Leider lassen die Handlungen in den meisten Tatortfilmen z.B. auch die aus Münster oder München in den letzten Jahren zu wünschen übrig.
Zu abgehoben! Zu viel laute Musikeinlagen….
Ich glaube, man kann nicht ewig mit Frau Sommer an der Saale hellem Strande bleiben.
Der Wanderer zieht von dannen, und es ist, obwohl ich diese Trilogie hervorragend fand, gut so.

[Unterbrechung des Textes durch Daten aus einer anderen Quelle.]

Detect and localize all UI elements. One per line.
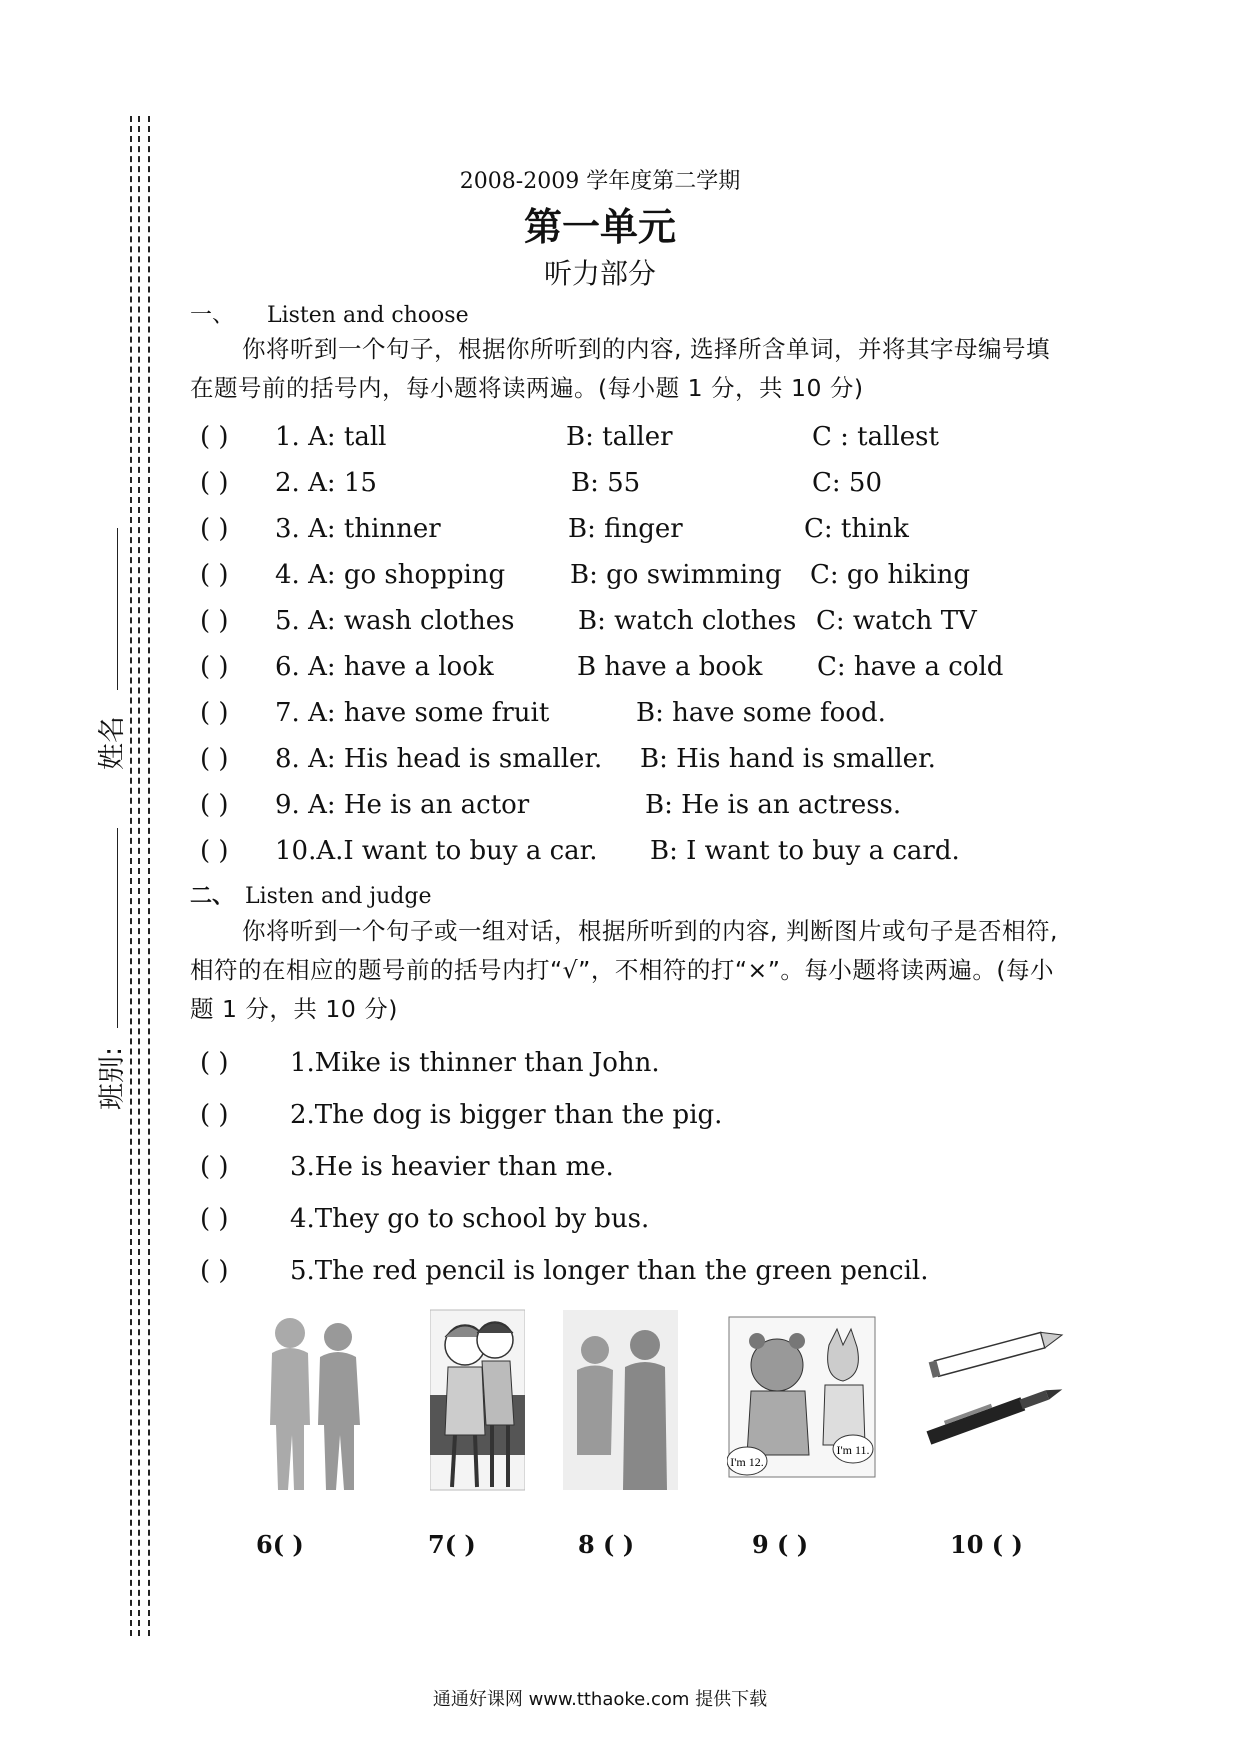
- answer-bracket[interactable]: ( ): [200, 744, 229, 774]
- section2-number: 二、: [190, 884, 235, 909]
- option-a: 4. A: go shopping: [275, 560, 506, 590]
- section2-heading: [190, 879, 432, 910]
- section2-title: Listen and judge: [245, 884, 432, 909]
- answer-bracket[interactable]: ( ): [200, 1256, 229, 1286]
- option-b: B: watch clothes: [578, 606, 797, 636]
- picture-6-bracket[interactable]: 6( ): [256, 1530, 304, 1559]
- option-a: 7. A: have some fruit: [275, 698, 550, 728]
- statement-text: 1.Mike is thinner than John.: [290, 1048, 660, 1078]
- answer-bracket[interactable]: ( ): [200, 1048, 229, 1078]
- picture-row: [255, 1305, 1095, 1505]
- answer-bracket[interactable]: ( ): [200, 652, 229, 682]
- option-c: C: think: [804, 514, 909, 544]
- option-b: B have a book: [577, 652, 763, 682]
- option-c: C: watch TV: [816, 606, 977, 636]
- option-c: C: 50: [812, 468, 883, 498]
- judge-statement: [200, 1048, 660, 1078]
- name-label: 姓名: [97, 716, 128, 770]
- statement-text: 5.The red pencil is longer than the green pencil.: [290, 1256, 929, 1286]
- option-a: 8. A: His head is smaller.: [275, 744, 603, 774]
- bear-and-cat-picture: [727, 1305, 877, 1495]
- answer-bracket[interactable]: ( ): [200, 468, 229, 498]
- pencil-and-pen-picture: [915, 1305, 1075, 1495]
- option-a: 3. A: thinner: [275, 514, 441, 544]
- class-blank-line[interactable]: [117, 828, 118, 1028]
- picture-7-bracket[interactable]: 7( ): [428, 1530, 476, 1559]
- option-a: 1. A: tall: [275, 422, 387, 452]
- binding-dashed-lines: [128, 116, 154, 1636]
- option-a: 6. A: have a look: [275, 652, 494, 682]
- answer-bracket[interactable]: ( ): [200, 1152, 229, 1182]
- option-a: 9. A: He is an actor: [275, 790, 530, 820]
- answer-bracket[interactable]: ( ): [200, 422, 229, 452]
- two-kids-picture: [430, 1305, 525, 1495]
- option-a: 2. A: 15: [275, 468, 377, 498]
- name-blank-line[interactable]: [117, 528, 118, 690]
- option-b: B: finger: [568, 514, 683, 544]
- answer-bracket[interactable]: ( ): [200, 606, 229, 636]
- answer-bracket[interactable]: ( ): [200, 514, 229, 544]
- answer-bracket[interactable]: ( ): [200, 836, 229, 866]
- two-women-silhouette-picture: [563, 1305, 678, 1495]
- school-year-title: 2008-2009 学年度第二学期: [459, 169, 741, 194]
- judge-statement: [200, 1256, 929, 1286]
- option-b: B: I want to buy a card.: [650, 836, 960, 866]
- option-a: 5. A: wash clothes: [275, 606, 515, 636]
- class-label: 班别:: [97, 1046, 128, 1110]
- option-c: C : tallest: [812, 422, 939, 452]
- option-b: B: taller: [566, 422, 673, 452]
- unit-title: 第一单元: [523, 204, 676, 249]
- option-b: B: 55: [571, 468, 641, 498]
- speech-bubble-text: I'm 11.: [836, 1443, 870, 1457]
- statement-text: 4.They go to school by bus.: [290, 1204, 650, 1234]
- picture-8-bracket[interactable]: 8 ( ): [578, 1530, 635, 1559]
- section2-instruction: 你将听到一个句子或一组对话，根据所听到的内容, 判断图片或句子是否相符, 相符的在相应的题号前的括号内打“√”，不相符的打“×”。每小题将读两遍。(每小题 1 分，共 10 分): [190, 917, 1058, 1023]
- statement-text: 2.The dog is bigger than the pig.: [290, 1100, 723, 1130]
- section1-title: Listen and choose: [267, 303, 469, 328]
- answer-bracket[interactable]: ( ): [200, 1204, 229, 1234]
- section1-number: 一、: [190, 303, 235, 328]
- option-b: B: go swimming: [570, 560, 782, 590]
- answer-bracket[interactable]: ( ): [200, 790, 229, 820]
- answer-bracket[interactable]: ( ): [200, 560, 229, 590]
- option-b: B: have some food.: [636, 698, 886, 728]
- statement-text: 3.He is heavier than me.: [290, 1152, 614, 1182]
- option-c: C: have a cold: [817, 652, 1004, 682]
- option-a: 10.A.I want to buy a car.: [275, 836, 598, 866]
- picture-9-bracket[interactable]: 9 ( ): [752, 1530, 809, 1559]
- option-b: B: His hand is smaller.: [640, 744, 936, 774]
- footer-download-note: 通通好课网 www.tthaoke.com 提供下载: [432, 1689, 768, 1710]
- option-b: B: He is an actress.: [645, 790, 902, 820]
- section1-heading: [190, 298, 469, 329]
- speech-bubble-text: I'm 12.: [730, 1455, 764, 1469]
- picture-10-bracket[interactable]: 10 ( ): [950, 1530, 1023, 1559]
- part-title: 听力部分: [543, 257, 656, 290]
- section1-instruction: 你将听到一个句子，根据你所听到的内容, 选择所含单词，并将其字母编号填在题号前的括号内，每小题将读两遍。(每小题 1 分，共 10 分): [190, 335, 1050, 402]
- judge-statement: [200, 1152, 614, 1182]
- judge-statement: [200, 1100, 723, 1130]
- option-c: C: go hiking: [810, 560, 970, 590]
- judge-statement: [200, 1204, 650, 1234]
- two-boys-silhouette-picture: [260, 1305, 370, 1495]
- answer-bracket[interactable]: ( ): [200, 698, 229, 728]
- answer-bracket[interactable]: ( ): [200, 1100, 229, 1130]
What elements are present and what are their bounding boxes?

Mit den beiden Kommissaren bin ich auch beim dritten Fall nicht wirklich warm geworden, die sind für mich zu spröde. Das der Fall an die erste Folge anknüpft, wird folgerichtig mit Rückblenden illustriert, die Rückblenden zu „Der Dicke liebt“ hätte man sich jedoch sparen können, da sie zur eigentlichen Krimi-Handlung nicht wirklich etwas beitragen. Das erste Drittel war daher für meinen Geschmack eher durchwachsen, aber danach war der Ballast abgeworfen und die düstere Geschichte konnte sich voll entfalten und durchaus überzeugen, auch filmisch.
Ich kann nicht wirklich genau den Finger drauf legen, aber irgendetwas hat mir grundsätzlich an diesem Polizeiruf-Team nicht gefallen, vielleicht ist es ein reines Sympathie-Problem. Eigentlich alles immer gut gespielt, gut gefilmt, aber irgendwie lassen mich die beiden kalt. Vielleicht zu altmodische Männer-Figuren mit „Früher war alles besser“-Vibe, der subtil mitschwingt? Ich weiss es nicht.